The permissions for those MSOL accounts should be configured as per the Enable password writeback to on-premises tutorial inclusive of the specific advanced security permissions including:

  • Reset password
  • Write permissions on lockoutTime
  • Write permissions on pwdLastSet

You may choose to set that at the domain root level or on the specific OUs of users being sync’d to Azure AD.

The “Unexpired Password” setting is to be configured on the domain root’s advanced security properties as well, and this setting is only visible when specifying the rights if the scope is set to “This object and all descendant objects, This object only, or All descendant objects”

Permission sets above should be set for each of the MSOL accounts in use. Otherwise, if you ever failed over to the staging AAD Connect agent, you might find SSPR breaks for all users.

If after setting those parameters (may take some time to propagate to all objects), the SSPR function still fails at the same step, then the root cause is likely related to the next probable cause.

Potential Cause 2 – Inheritance is disabled on specific user accounts

Buried in the SSPR_0029 troubleshooting guide is an interesting reference in “Cause 1”.

Interpretation more or less… if SSPR is failing on specific accounts and they happen to be members of the domain’s Protected Groups (Server Admins, Domain Admins, etc.) then SSPR will not work by design. Side note from a security and isolation standpoint, do not sync privileged accounts to Azure AD period. Bad practice.

But the interesting piece is the underlined bit. If a user was ever part of one of those groups, it will fail. Microsoft does not give any further details as to why that is the case, perhaps on purpose, but this gave us a bit of a smoking gun to work from. The first lead came from Spiceworks and then the second from a Microsoft Learn thread.

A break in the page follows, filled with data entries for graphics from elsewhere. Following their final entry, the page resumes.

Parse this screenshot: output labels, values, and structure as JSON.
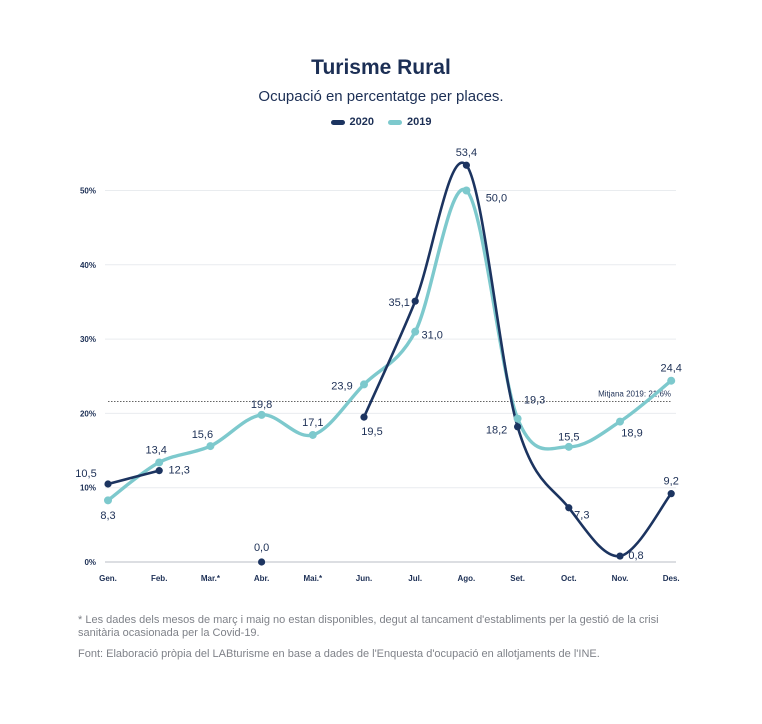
{
  "chart_data": {
    "type": "line",
    "title": "Turisme Rural",
    "subtitle": "Ocupació en percentatge per places.",
    "categories": [
      "Gen.",
      "Feb.",
      "Mar.*",
      "Abr.",
      "Mai.*",
      "Jun.",
      "Jul.",
      "Ago.",
      "Set.",
      "Oct.",
      "Nov.",
      "Des."
    ],
    "y_ticks": [
      "0%",
      "10%",
      "20%",
      "30%",
      "40%",
      "50%"
    ],
    "ylim": [
      0,
      55
    ],
    "grid": true,
    "legend_position": "top-center",
    "series": [
      {
        "name": "2020",
        "color": "#1c3460",
        "points": [
          {
            "x": 0,
            "y": 10.5,
            "label": "10,5"
          },
          {
            "x": 1,
            "y": 12.3,
            "label": "12,3"
          },
          {
            "x": 3,
            "y": 0.0,
            "label": "0,0"
          },
          {
            "x": 5,
            "y": 19.5,
            "label": "19,5"
          },
          {
            "x": 6,
            "y": 35.1,
            "label": "35,1"
          },
          {
            "x": 7,
            "y": 53.4,
            "label": "53,4"
          },
          {
            "x": 8,
            "y": 18.2,
            "label": "18,2"
          },
          {
            "x": 9,
            "y": 7.3,
            "label": "7,3"
          },
          {
            "x": 10,
            "y": 0.8,
            "label": "0,8"
          },
          {
            "x": 11,
            "y": 9.2,
            "label": "9,2"
          }
        ]
      },
      {
        "name": "2019",
        "color": "#7dc9cd",
        "points": [
          {
            "x": 0,
            "y": 8.3,
            "label": "8,3"
          },
          {
            "x": 1,
            "y": 13.4,
            "label": "13,4"
          },
          {
            "x": 2,
            "y": 15.6,
            "label": "15,6"
          },
          {
            "x": 3,
            "y": 19.8,
            "label": "19,8"
          },
          {
            "x": 4,
            "y": 17.1,
            "label": "17,1"
          },
          {
            "x": 5,
            "y": 23.9,
            "label": "23,9"
          },
          {
            "x": 6,
            "y": 31.0,
            "label": "31,0"
          },
          {
            "x": 7,
            "y": 50.0,
            "label": "50,0"
          },
          {
            "x": 8,
            "y": 19.3,
            "label": "19,3"
          },
          {
            "x": 9,
            "y": 15.5,
            "label": "15,5"
          },
          {
            "x": 10,
            "y": 18.9,
            "label": "18,9"
          },
          {
            "x": 11,
            "y": 24.4,
            "label": "24,4"
          }
        ]
      }
    ],
    "reference_line": {
      "y": 21.6,
      "label": "Mitjana 2019: 21,6%"
    }
  },
  "footnotes": {
    "note": "* Les dades dels mesos de març i maig no estan disponibles, degut al tancament d'establiments per la gestió de la crisi sanitària ocasionada per la Covid-19.",
    "source": "Font: Elaboració pròpia del LABturisme en base a dades de l'Enquesta d'ocupació en allotjaments de l'INE."
  }
}
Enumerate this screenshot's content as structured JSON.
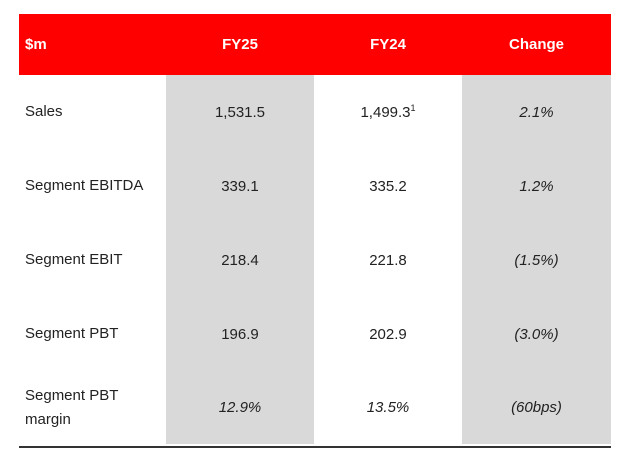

To save reading, any user that is a member of a Protected Group automatically has security permissions inheritance disabled. Even if you flip it back on to enable, it may disable again automatically in some time. Typically it is enabled for users not in these groups. This is a security and isolation measure in AD DS to avoid unintended or problematic permissions from applying to members of these groups which may imperil the management of the domain or privileged accounts.

The challenge is, if a user was ever added to a Protected Group and then removed, inheritance is never reverted to enabled. In the case of our trouble users, they evidently were once temporarily made a member of one of those groups, as inheritance was not re-enabled afterward, and thus were not receiving the needed SSPR permissions.

Once we enabled inheritance on the accounts in question again, SSPR worked like a charm.

And we see our password change reflected onto the on-premises account as well.

Hope these potential resolutions help.